The ICTU leaders, no more militant then than they are now, refused to get involved in a strike, but they did support a proposal by the ITGWU to have a demonstration outside working hours. On 11 March, 50,000 people marched through Dublin, most of them calling for a general strike. The ICTU continued to oppose any strike action so the Dublin Trades' Council was called on to organise a stoppage on 20 March.
An estimated 150,000 or more people marched through Dublin on 20 March and other protests took place in thirty towns throughout the country, including a march by 40,000 workers in Cork. The march wasn't due to leave Parnell Square until 2.30 p.m. but had to start at 2.00 p.m. because the surrounding area was so clogged up with thousands of workers. At one point the march stretched up O'Connell Street, D'Olier Street, College Green, Dawson Street, St. Stephen's Green, Merrion Row, Upper Merrion Street, Lincoln Place, Westland Row, Pearse Street, Westmoreland Street and back to O'Connell Street, with as many as twenty to thirty abreast on most streets. Mai Clifford, the DCTU's first woman president, led the march, from which Congress leaders were conspicuously absent.
All suburban trains came off for the morning rush and bus routes were stopped as soon as they had dropped their passengers in the city centre for the march. Flights out of Dublin Airport were cancelled and industry was completely disrupted. Dublin port was closed down and the ESB had to introduce power cuts by the early evening.
Many workers stopped work to attend the march, although they did not strike for the whole day, but overall, the demonstrations were a huge success, telling the Fianna Fáil government in no uncertain terms that workers were sick of unjust taxation and wage restraint and were ready to do something serious about them.
Despite the lack of support from the ICTU, the Dublin Trades' Council called another stoppage on 1 May, which was attended by 30,000 people, many of whom came in spite of threats of discipline by their own unions. The ICTU had promised to suppress militancy in the unions in return for the National Understanding, which they negotiated with the government while the tax strikes were taking place. Congress Executive had completely ignored the decision of the Special Delegate Conference the previous November to reject talks for a new National Wage Agreement.
They went ahead with the semi-secret negotiations with the government and called another Special Delegate Conference on 9 March 1979 at which they pushed through an agreement to enter the talks, on the basis that the new deal would secure massive tax reform. This National Understanding was a forerunner of the partnership deals to which the ICTU is so committed and like the PNR, PESP, PCW and P2000, it promised much from the workers and delivered little from government and employers.

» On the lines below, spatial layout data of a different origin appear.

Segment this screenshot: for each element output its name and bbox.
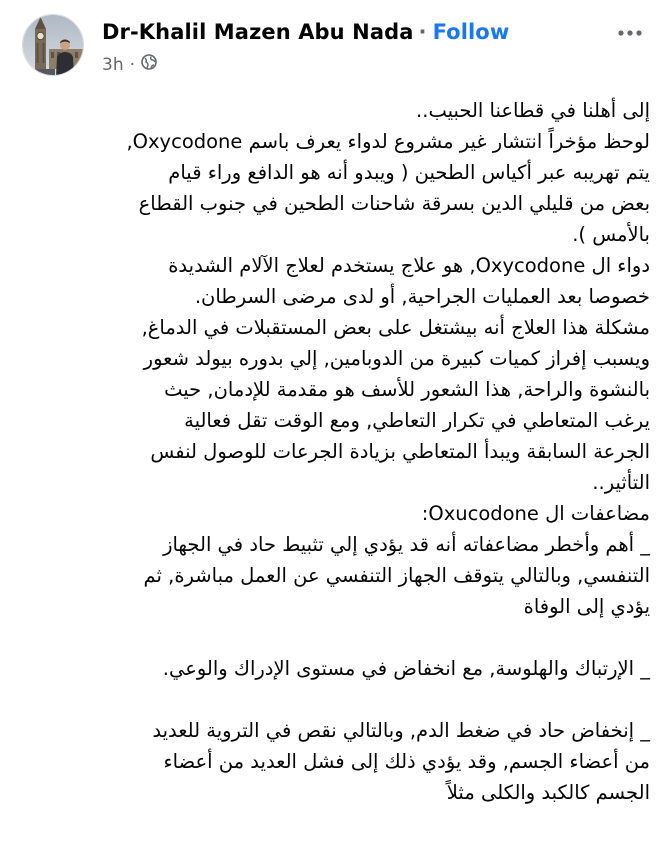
follow-button[interactable]: Follow xyxy=(432,20,510,44)
post-timestamp[interactable]: 3h xyxy=(102,54,124,75)
avatar[interactable] xyxy=(22,14,84,76)
post-line: من أعضاء الجسم, وقد يؤدي ذلك إلى فشل العديد من أعضاء xyxy=(163,750,650,773)
post-line: _ الإرتباك والهلوسة, مع انخفاض في مستوى الإدراك والوعي. xyxy=(162,657,650,680)
post-line: يؤدي إلى الوفاة xyxy=(523,595,650,618)
more-options-icon xyxy=(617,29,643,37)
post-blank-line xyxy=(22,622,650,653)
post-line: يتم تهريبه عبر أكياس الطحين ( ويبدو أنه هو الدافع وراء قيام xyxy=(168,161,650,184)
avatar-photo xyxy=(23,15,84,76)
separator-dot: · xyxy=(418,20,427,44)
post-line: بالنشوة والراحة, هذا الشعور للأسف هو مقدمة للإدمان, حيث xyxy=(164,378,650,401)
post-line: مشكلة هذا العلاج أنه بيشتغل على بعض المستقبلات في الدماغ, xyxy=(141,316,650,339)
post-line: إلى أهلنا في قطاعنا الحبيب.. xyxy=(416,99,650,122)
post-line: بالأمس ). xyxy=(572,223,650,246)
post-line: ويسبب إفراز كميات كبيرة من الدوبامين, إلي بدوره بيولد شعور xyxy=(143,347,650,370)
post-line: لوحظ مؤخراً انتشار غير مشروع لدواء يعرف باسم Oxycodone, xyxy=(126,130,650,153)
post-blank-line xyxy=(22,684,650,715)
post-text xyxy=(22,95,650,808)
meta-separator-dot: · xyxy=(129,54,135,75)
post-line: خصوصا بعد العمليات الجراحية, أو لدى مرضى السرطان. xyxy=(194,285,650,308)
post-line: التنفسي, وبالتالي يتوقف الجهاز التنفسي عن العمل مباشرة, ثم xyxy=(143,564,650,587)
post-line: بعض من قليلي الدين بسرقة شاحنات الطحين في جنوب القطاع xyxy=(138,192,650,215)
post-line: مضاعفات ال Oxucodone: xyxy=(421,502,650,525)
post-line: _ أهم وأخطر مضاعفاته أنه قد يؤدي إلي تثبيط حاد في الجهاز xyxy=(163,533,650,556)
post-line: _ إنخفاض حاد في ضغط الدم, وبالتالي نقص في التروية للعديد xyxy=(152,719,650,742)
post-line: التأثير.. xyxy=(592,471,650,494)
author-line xyxy=(102,20,509,44)
post-meta xyxy=(102,54,157,75)
globe-icon xyxy=(141,54,157,75)
post-header xyxy=(0,0,660,90)
post-line: دواء ال Oxycodone, هو علاج يستخدم لعلاج الآلام الشديدة xyxy=(168,254,650,277)
post-line: الجسم كالكبد والكلى مثلاً xyxy=(446,781,650,804)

The ICTU's distancing of themselves from the tax protests was made clear by then Congress President, Harold O'Sullivan: "There is no connection between our talks with the Government and the march. What we were talking about does not derive from any march or protest, but from our own special delegate conference and our memorandum to the Government for a national plan." (Evening Press, 20 March 1979) [Our italics]
In an obvious attempt to sideline the DCTU's initiative, the Congress Executive set up an action committee to spearhead further protest for tax reform. The committee's first move was to substitute a petition for tax reform for the strike called on 1 May. The General Secretary of the ICTU, Ruadhrí Roberts, was quoted in the Irish Times of 28 April 1979, as saying "that protest strikes, or marches, inside working working hours, were not in accordance with ICTU policy."
ICTU's policy, then and now, was to accept the false promises of government and employers. The National Understanding of 1979 delivered a deal in which tax reform was buried within a trade-off for wage restraint. It promised a 15 per cent increase over a fifteen-month period, which might seem better than the 9.25 per cent over thirty six months netted by P2000, but this was a time of rocketing inflation for ordinary people, when profits were increasing at a rate of 30 per cent.
The ICTU Executive chose to ignore the depth of feeling of the 30,000 workers who stopped work on 1 May 1979, and marched through Dublin City despite very cold and wet conditions. The so-called 'union leaders' were not elected by the upwards of 150,000 rank and file trade unionists who took to the streets on 20 March 1979 yet they took it upon themselves to undermine a campaign which had the potential to force the government to undertake a complete and long overdue overhaul of the tax system.